I admit there may be singular games that expose higher driver CPU usage, but I'm not convinced that's a global driver "issue". And it goes both ways -- NVIDIA provided a higher-threaded optimization to their driver for a recent game (was it Civ? Or was it Star Swarm?) to deliver better performance, but the caveat was more CPU usage. Does the tradeoff truly matter if you have CPU to spare? I'd prefer the additional frames, to be honest.
Back to AMD's being "faster over time"
I wondered if GCN continued this heritage of staying faster, longer. To start, we needed to find a point where NV was roughly on parity with GCN, and that's obviously when the 680's came out back in March 2012. Actually that's a bit of a lie as you'll see later, because the 680 was manhandling the original 7970, it didn't really even out until the 7970 GHz edition. I'm not arsed enough to keep plodding through it, we'll just compare the GTX 680 to the 7970 first edition and be done.
To find more recent benchmarks, I went thumbing through GTX 980 reviews that kept older card scores in place. I looked at reviewers who obviously re-tested cards at a later date, being proxy-proven by comparing their reviews of the 680 from March 2012 versus their review of the 980 from September of 2014.
Old review:
http://www.anandtech.com/show/5699/nvidia-geforce-gtx-680-review/8
New review:
http://www.anandtech.com/show/8526/nvidia-geforce-gtx-980-review/10
This isn't going to be an easy comparison, because those two reviews only contain a single game in common: Crysis Warhead. For that single game, 7970 performance tracks quite closely with GTX 680. Back in 2012, there was a a 10% variance between the two -- three years later, it's still around a 10% variance (albeit they both got faster during the interim.)

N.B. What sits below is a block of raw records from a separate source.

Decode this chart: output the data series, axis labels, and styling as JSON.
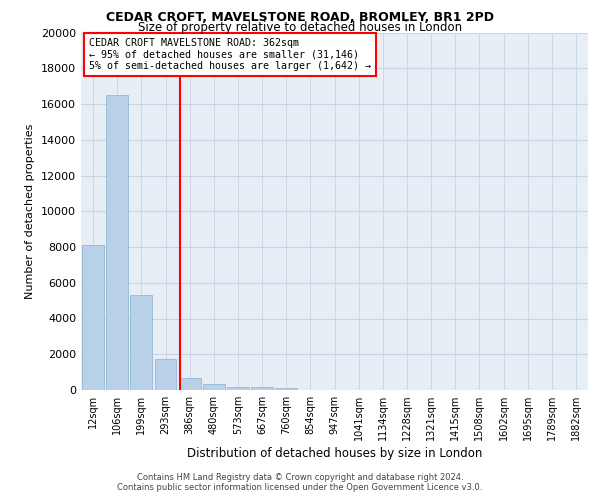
{
  "title1": "CEDAR CROFT, MAVELSTONE ROAD, BROMLEY, BR1 2PD",
  "title2": "Size of property relative to detached houses in London",
  "xlabel": "Distribution of detached houses by size in London",
  "ylabel": "Number of detached properties",
  "bar_values": [
    8100,
    16500,
    5300,
    1750,
    650,
    350,
    175,
    150,
    130,
    0,
    0,
    0,
    0,
    0,
    0,
    0,
    0,
    0,
    0,
    0,
    0
  ],
  "bar_labels": [
    "12sqm",
    "106sqm",
    "199sqm",
    "293sqm",
    "386sqm",
    "480sqm",
    "573sqm",
    "667sqm",
    "760sqm",
    "854sqm",
    "947sqm",
    "1041sqm",
    "1134sqm",
    "1228sqm",
    "1321sqm",
    "1415sqm",
    "1508sqm",
    "1602sqm",
    "1695sqm",
    "1789sqm",
    "1882sqm"
  ],
  "bar_color": "#b8d0e8",
  "bar_edge_color": "#8ab0d0",
  "grid_color": "#c8d4e4",
  "background_color": "#e8eef6",
  "vline_x": 3.62,
  "vline_color": "red",
  "annotation_title": "CEDAR CROFT MAVELSTONE ROAD: 362sqm",
  "annotation_line1": "← 95% of detached houses are smaller (31,146)",
  "annotation_line2": "5% of semi-detached houses are larger (1,642) →",
  "annotation_box_color": "white",
  "annotation_box_edge": "red",
  "ylim": [
    0,
    20000
  ],
  "yticks": [
    0,
    2000,
    4000,
    6000,
    8000,
    10000,
    12000,
    14000,
    16000,
    18000,
    20000
  ],
  "footer1": "Contains HM Land Registry data © Crown copyright and database right 2024.",
  "footer2": "Contains public sector information licensed under the Open Government Licence v3.0."
}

To make a "general" case for each, I tallied up how many times each card came out ahead in a single game benchmark in each review -- I did not count compute or synthetic benches. Also I counted only the "1920" resolution scores (the earlier review is 1920x1200, the later review is 1920x1080.) And I only counted the average framerate benches, not the minimums. If both cards scored within ~3%, I tallied it as a Tie. This is psuedo-scientific at best, but what else is there to do?
Code:
Year 680 Wins Tie 7970 Wins
2012 7 1 2
2014 3 3 3
Well, depends on how you want to count it. If eliminate the "tie" buffer, the 7970 looks worse in 2012 and looks better in 2014. Somehow, either based on more CPU power, better driver optimization, or else just pure luck, the 7970 appears to be doing "better" against the GTX 680 as it finds newer games to chew through.
Again, it's psuedo-science, but I'm not sure how else to quantify it given the data at hand. Anyone else care to refute it using different data?